NMN – A compound that promotes longevity

November 17, 2022

We all want to live long, healthy lives. And while there’s no magic bullet for immortality, there is science that can help us slow down the aging process. We will examine two molecules – nicotinamide mononucleotide (NMN) and nicotinamide adenine dinucleotide (NAD+).

NMN is a nucleotide that occurs in all living cells. It’s an important intermediate in the production of NAD+. NAD+ is used by our cells for energy metabolism, DNA repair, and other essential functions. Supplementing with NMN has been shown to increase NAD+ levels.

As we age, our NAD+ levels decline. A decline in NAD+ is linked to many of the the age-related changes we see. Decreased energy levels, muscle loss, and cognitive decline.

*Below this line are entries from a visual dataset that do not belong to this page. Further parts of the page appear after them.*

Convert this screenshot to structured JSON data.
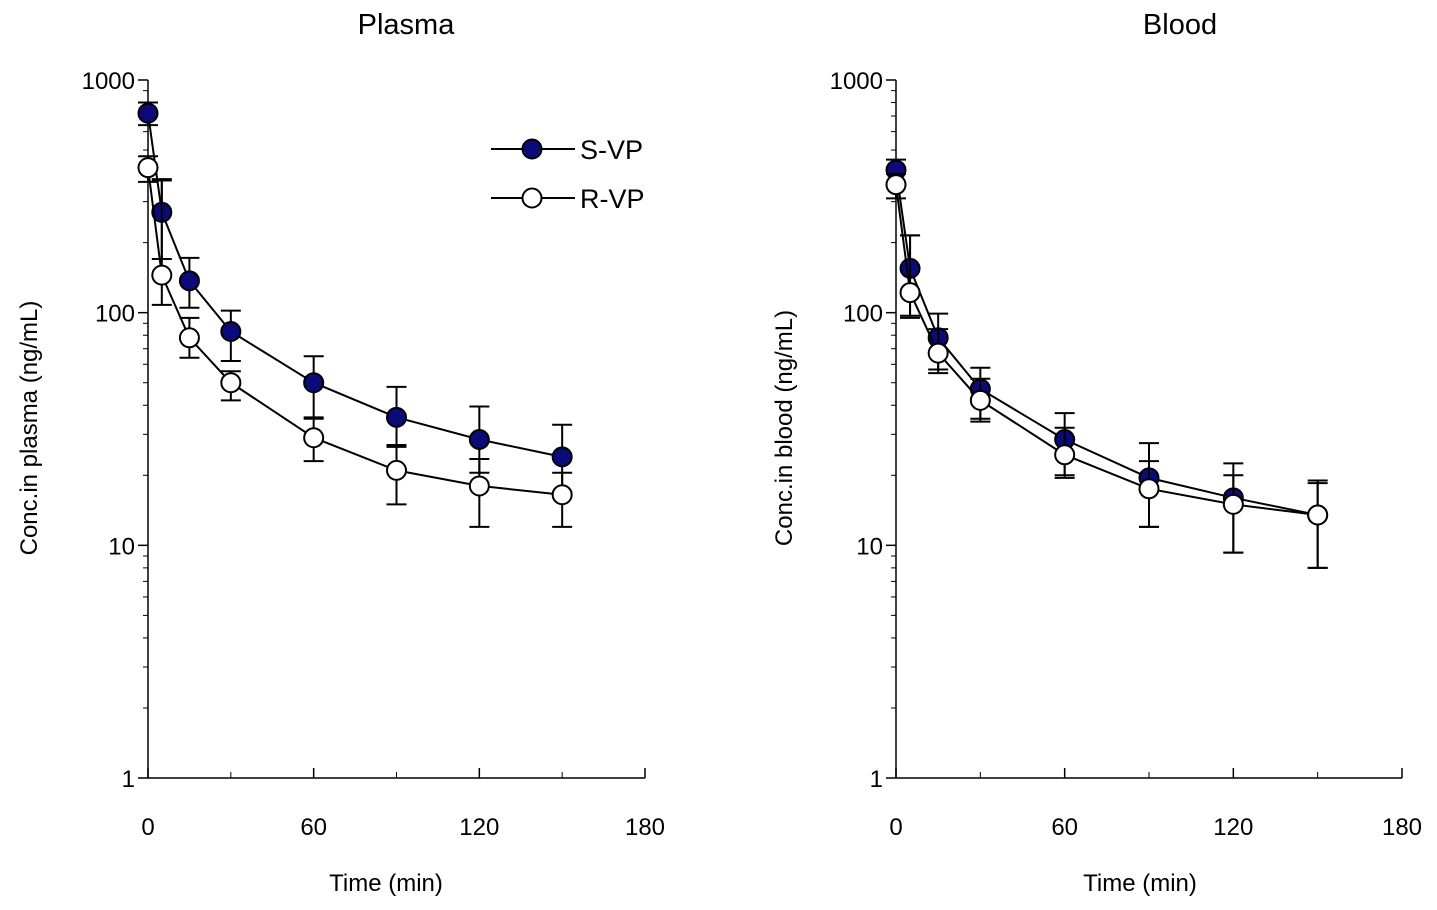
{
  "chart_data": [
    {
      "type": "line",
      "title": "Plasma",
      "xlabel": "Time (min)",
      "ylabel": "Conc.in plasma (ng/mL)",
      "xlim": [
        0,
        180
      ],
      "ylim": [
        1,
        1000
      ],
      "yscale": "log",
      "xticks": [
        "0",
        "60",
        "120",
        "180"
      ],
      "xtick_values": [
        0,
        60,
        120,
        180
      ],
      "yticks": [
        "1",
        "10",
        "100",
        "1000"
      ],
      "ytick_values": [
        1,
        10,
        100,
        1000
      ],
      "legend": {
        "placement": "top-right"
      },
      "x": [
        0,
        5,
        15,
        30,
        60,
        90,
        120,
        150
      ],
      "series": [
        {
          "name": "S-VP",
          "marker": "filled-circle",
          "color": "#0a0a78",
          "values": [
            720,
            270,
            137,
            83,
            50,
            35.5,
            28.5,
            24
          ],
          "err_upper": [
            800,
            375,
            172,
            102,
            65,
            48,
            39.5,
            33
          ],
          "err_lower": [
            640,
            170,
            105,
            62,
            35.5,
            26.5,
            20.5,
            17
          ]
        },
        {
          "name": "R-VP",
          "marker": "open-circle",
          "color": "#ffffff",
          "values": [
            420,
            145,
            78,
            50,
            29,
            21,
            18,
            16.5
          ],
          "err_upper": [
            470,
            370,
            95,
            56,
            35,
            27,
            23.5,
            20.5
          ],
          "err_lower": [
            365,
            108,
            64,
            42,
            23,
            15,
            12,
            12
          ]
        }
      ]
    },
    {
      "type": "line",
      "title": "Blood",
      "xlabel": "Time (min)",
      "ylabel": "Conc.in blood (ng/mL)",
      "xlim": [
        0,
        180
      ],
      "ylim": [
        1,
        1000
      ],
      "yscale": "log",
      "xticks": [
        "0",
        "60",
        "120",
        "180"
      ],
      "xtick_values": [
        0,
        60,
        120,
        180
      ],
      "yticks": [
        "1",
        "10",
        "100",
        "1000"
      ],
      "ytick_values": [
        1,
        10,
        100,
        1000
      ],
      "x": [
        0,
        5,
        15,
        30,
        60,
        90,
        120,
        150
      ],
      "series": [
        {
          "name": "S-VP",
          "marker": "filled-circle",
          "color": "#0a0a78",
          "values": [
            410,
            155,
            78,
            47,
            28.5,
            19.5,
            16,
            13.5
          ],
          "err_upper": [
            455,
            215,
            99,
            58,
            37,
            27.5,
            22.5,
            18.5
          ],
          "err_lower": [
            365,
            97,
            57,
            35,
            20,
            12,
            9.3,
            8
          ]
        },
        {
          "name": "R-VP",
          "marker": "open-circle",
          "color": "#ffffff",
          "values": [
            355,
            122,
            67,
            42,
            24.5,
            17.5,
            15,
            13.5
          ],
          "err_upper": [
            395,
            215,
            85,
            52,
            32,
            23,
            20,
            19
          ],
          "err_lower": [
            310,
            95,
            55,
            34,
            19.5,
            12,
            9.3,
            8
          ]
        }
      ]
    }
  ]
}
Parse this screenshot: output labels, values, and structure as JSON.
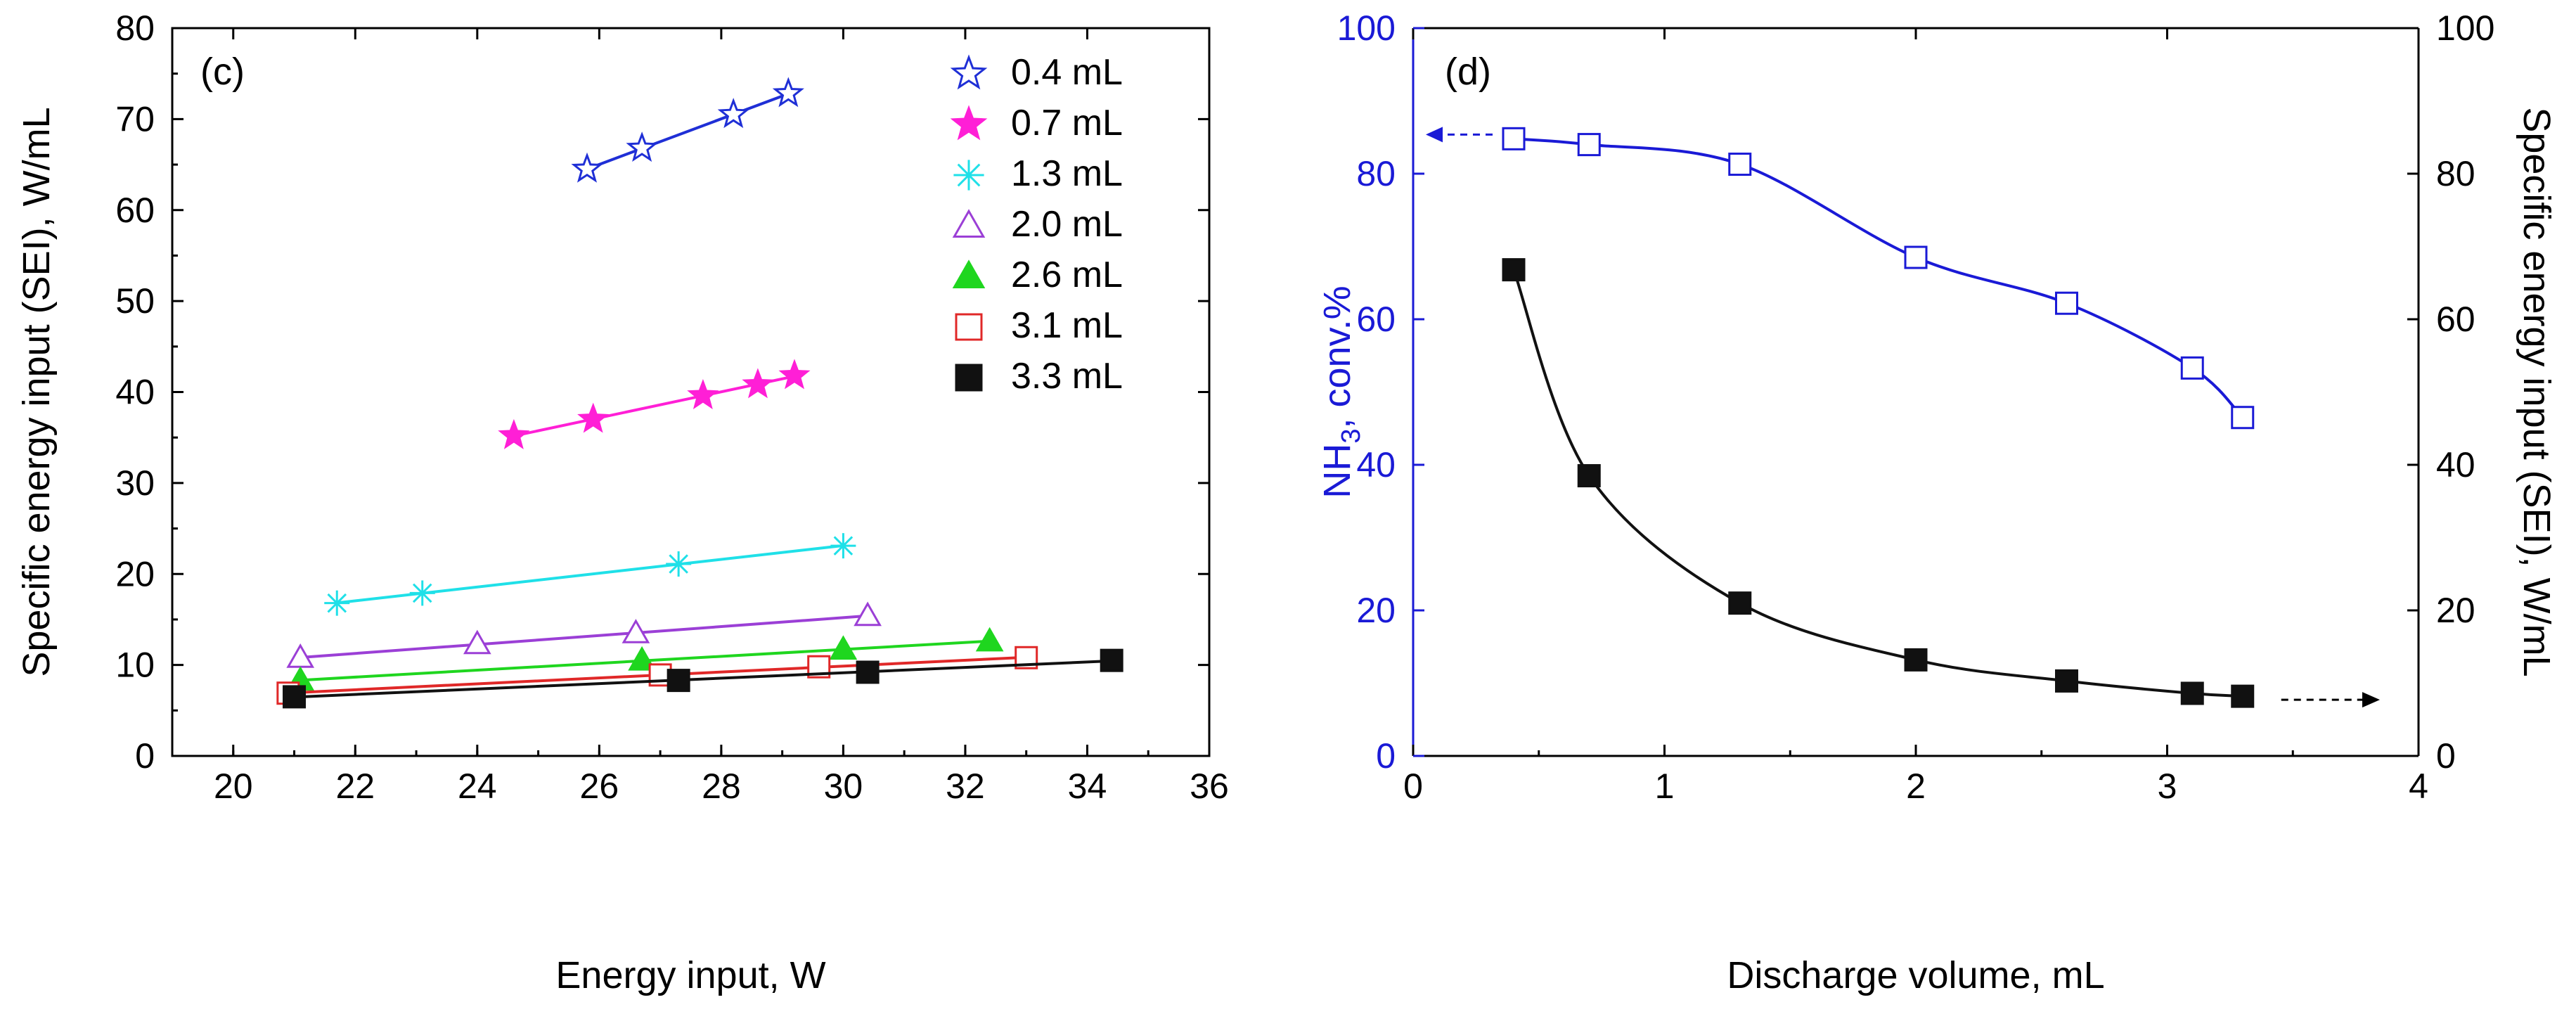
{
  "chart_data": [
    {
      "type": "line",
      "panel_label": "(c)",
      "title": "",
      "xlabel": "Energy input, W",
      "ylabel": "Specific energy input (SEI), W/mL",
      "xlim": [
        19,
        36
      ],
      "ylim": [
        0,
        80
      ],
      "xticks": [
        20,
        22,
        24,
        26,
        28,
        30,
        32,
        34,
        36
      ],
      "yticks": [
        0,
        10,
        20,
        30,
        40,
        50,
        60,
        70,
        80
      ],
      "legend_position": "top-right",
      "series": [
        {
          "name": "0.4 mL",
          "marker": "star-open",
          "color": "#1f2fd6",
          "x": [
            25.8,
            26.7,
            28.2,
            29.1
          ],
          "y": [
            64.5,
            66.8,
            70.5,
            72.8
          ]
        },
        {
          "name": "0.7 mL",
          "marker": "star-filled",
          "color": "#ff1fd6",
          "x": [
            24.6,
            25.9,
            27.7,
            28.6,
            29.2
          ],
          "y": [
            35.2,
            37.0,
            39.6,
            40.8,
            41.8
          ]
        },
        {
          "name": "1.3 mL",
          "marker": "asterisk",
          "color": "#1fe0e8",
          "x": [
            21.7,
            23.1,
            27.3,
            30.0
          ],
          "y": [
            16.8,
            17.9,
            21.1,
            23.1
          ]
        },
        {
          "name": "2.0 mL",
          "marker": "triangle-open",
          "color": "#9b3fd6",
          "x": [
            21.1,
            24.0,
            26.6,
            30.4
          ],
          "y": [
            10.8,
            12.3,
            13.5,
            15.4
          ]
        },
        {
          "name": "2.6 mL",
          "marker": "triangle-filled",
          "color": "#1fd61f",
          "x": [
            21.1,
            26.7,
            30.0,
            32.4
          ],
          "y": [
            8.3,
            10.5,
            11.7,
            12.6
          ]
        },
        {
          "name": "3.1 mL",
          "marker": "square-open",
          "color": "#e02828",
          "x": [
            20.9,
            27.0,
            29.6,
            33.0
          ],
          "y": [
            6.9,
            8.9,
            9.8,
            10.8
          ]
        },
        {
          "name": "3.3 mL",
          "marker": "square-filled",
          "color": "#111111",
          "x": [
            21.0,
            27.3,
            30.4,
            34.4
          ],
          "y": [
            6.5,
            8.3,
            9.2,
            10.5
          ]
        }
      ]
    },
    {
      "type": "line",
      "panel_label": "(d)",
      "title": "",
      "xlabel": "Discharge volume, mL",
      "ylabel_left": "NH3, conv.%",
      "ylabel_left_main": "NH",
      "ylabel_left_sub": "3",
      "ylabel_left_rest": ", conv.%",
      "ylabel_right": "Specific energy input (SEI), W/mL",
      "xlim": [
        0,
        4
      ],
      "ylim_left": [
        0,
        100
      ],
      "ylim_right": [
        0,
        100
      ],
      "xticks": [
        0,
        1,
        2,
        3,
        4
      ],
      "yticks_left": [
        0,
        20,
        40,
        60,
        80,
        100
      ],
      "yticks_right": [
        0,
        20,
        40,
        60,
        80,
        100
      ],
      "left_axis_color": "#1a1ad6",
      "series": [
        {
          "name": "NH3 conversion",
          "axis": "left",
          "marker": "square-open",
          "color": "#1a1ad6",
          "x": [
            0.4,
            0.7,
            1.3,
            2.0,
            2.6,
            3.1,
            3.3
          ],
          "y": [
            84.8,
            84.0,
            81.3,
            68.5,
            62.2,
            53.3,
            46.5
          ]
        },
        {
          "name": "SEI",
          "axis": "right",
          "marker": "square-filled",
          "color": "#111111",
          "x": [
            0.4,
            0.7,
            1.3,
            2.0,
            2.6,
            3.1,
            3.3
          ],
          "y": [
            66.8,
            38.5,
            21.0,
            13.2,
            10.3,
            8.6,
            8.2
          ]
        }
      ]
    }
  ]
}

Supplementing with this compound has been shown to slow or reverse some of these changes in animal studies. One study found that supplementing with NMN increased lifespan. It also improved physical activity in mice. The longevity expert, David Sinclair is known to be taking a supplement.

NMN is generally well-tolerated and side effects are rare. The most common side effect is nausea, which can be avoided by taking NMN with food. Recently the FDA in the United States has ruled that NMN cannot be sold as an over the counter medicine. It has to be sold on prescription only. There is still information coming out on why it was made prescription only. So, is there a natural alternative to NMN?

Cabbage, broccoli, cucumber and avocado are some options that contain the compound. The quantities available are small. For example, cabbage contains about 0.25 mg of NMN per 100 grams. Beneficial doses start at about 250 mg per day. You could be eating cucumber all day long. A 100 kilograms of broccoli per day would get you to your desired doses.

So in this case, you may be better off considering a supplement. Except now you may need a prescription.